Seminar

The Coming Surge in Spaceflight Emissions

Marty Ross

Marty Ross

The Aerospace Corporation

Wednesday, 6 September 2023
11:00 am Mountain Time
DSRC 2A305

Abstract

Emissions from the space industry are generally thought to be insignificant. After all, rocket CO2 emissions are small (0.02% of aviation) and growth has historically been slow. Climate and ozone assessment models have thus been able to account for large uncertainties in spaceflight emissions by only bounding global impacts. However, this approach is unlikely to be acceptable in the future because the space industry is in the midst of a paradigm shift to new and much larger rockets, accelerating launch rates, and increased use of destructive reentry to control the growing space debris problem. Spaceflight's stratospheric aerosol emissions, none of which are well understood, could reach 20 Gg per year as soon as 2050 and so become a factor in Earth's radiation budget. Increasing discussions to regulate (or purposefully create) stratospheric aerosols suggest that future launch and reentry emissions could become entangled with such efforts. Rocket launch emissions above 80 km (about 25% of the total) cause transient perturbations in thermosphere composition that could accumulate into global space weather impacts. In this talk, we discuss space industry technologies, expected growth in spaceflight emissions, and their future impacts on the atmosphere. We review the uncertain relationship between geoengineering experiments and spaceflight emissions and present a plan of models and measurements that would close the most critical knowledge gaps in order to provide policymakers with sufficient information to deal with the coming surge of launch and reentry emissions.

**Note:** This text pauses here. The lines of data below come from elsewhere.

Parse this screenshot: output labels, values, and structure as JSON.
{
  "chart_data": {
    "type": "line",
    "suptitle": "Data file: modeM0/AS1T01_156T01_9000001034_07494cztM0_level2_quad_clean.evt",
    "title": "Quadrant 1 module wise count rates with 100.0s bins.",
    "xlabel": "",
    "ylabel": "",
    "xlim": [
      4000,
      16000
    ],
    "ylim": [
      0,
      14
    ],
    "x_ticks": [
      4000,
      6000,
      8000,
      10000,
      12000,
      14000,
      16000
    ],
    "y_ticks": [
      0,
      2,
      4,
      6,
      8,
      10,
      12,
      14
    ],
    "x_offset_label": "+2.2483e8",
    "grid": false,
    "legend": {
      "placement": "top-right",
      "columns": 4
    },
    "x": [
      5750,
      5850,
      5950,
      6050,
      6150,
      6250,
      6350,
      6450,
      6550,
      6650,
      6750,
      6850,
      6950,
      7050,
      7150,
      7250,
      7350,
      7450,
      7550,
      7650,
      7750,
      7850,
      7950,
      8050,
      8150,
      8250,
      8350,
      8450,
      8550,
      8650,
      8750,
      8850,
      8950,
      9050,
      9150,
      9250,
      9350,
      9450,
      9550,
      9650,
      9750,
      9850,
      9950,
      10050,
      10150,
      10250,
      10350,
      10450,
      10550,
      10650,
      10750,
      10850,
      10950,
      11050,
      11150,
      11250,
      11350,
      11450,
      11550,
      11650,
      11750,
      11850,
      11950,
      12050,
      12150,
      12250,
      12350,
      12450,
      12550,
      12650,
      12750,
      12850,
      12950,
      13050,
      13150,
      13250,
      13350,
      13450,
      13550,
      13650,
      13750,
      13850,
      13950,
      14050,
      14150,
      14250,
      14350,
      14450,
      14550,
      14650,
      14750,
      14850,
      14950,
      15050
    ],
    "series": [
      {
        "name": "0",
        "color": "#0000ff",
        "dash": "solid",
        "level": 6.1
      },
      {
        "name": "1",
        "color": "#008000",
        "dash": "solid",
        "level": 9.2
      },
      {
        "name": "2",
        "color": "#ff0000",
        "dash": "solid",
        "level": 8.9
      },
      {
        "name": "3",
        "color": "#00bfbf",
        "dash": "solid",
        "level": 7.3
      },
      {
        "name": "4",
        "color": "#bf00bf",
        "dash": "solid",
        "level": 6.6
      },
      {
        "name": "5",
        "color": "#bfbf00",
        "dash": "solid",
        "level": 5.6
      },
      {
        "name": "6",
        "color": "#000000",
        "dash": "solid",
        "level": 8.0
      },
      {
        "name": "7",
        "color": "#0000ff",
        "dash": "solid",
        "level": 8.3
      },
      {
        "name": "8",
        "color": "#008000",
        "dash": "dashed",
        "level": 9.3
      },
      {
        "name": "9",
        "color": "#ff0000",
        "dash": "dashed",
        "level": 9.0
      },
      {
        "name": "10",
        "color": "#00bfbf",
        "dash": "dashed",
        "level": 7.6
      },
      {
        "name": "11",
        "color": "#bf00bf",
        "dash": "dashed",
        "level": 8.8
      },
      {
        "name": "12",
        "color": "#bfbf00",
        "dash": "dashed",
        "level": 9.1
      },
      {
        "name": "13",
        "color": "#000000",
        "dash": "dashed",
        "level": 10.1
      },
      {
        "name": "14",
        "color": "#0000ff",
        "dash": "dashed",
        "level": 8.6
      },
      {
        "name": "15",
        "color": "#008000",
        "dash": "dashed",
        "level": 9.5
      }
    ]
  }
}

Dr. Martin Ross is a Senior Project Engineer with the Commercial Launch Projects at The Aerospace Corporation. He received his PhD in Planetary Physics from UCLA, and then joined The Aerospace Corporation in 1988 to study the environmental impacts of rocket plumes. He also serves as an adjunct professor at Embry-Riddle Aeronautical University, and is a member of the American Geological Union and the American Institute of Aeronautics and Astronautics.

ALL Seminar attendees agree not to cite, quote, copy, or distribute material presented without the explicit written consent of the seminar presenter. Any opinions expressed in this seminar are those of the speaker alone and do not necessarily reflect the opinions of NOAA or CSL.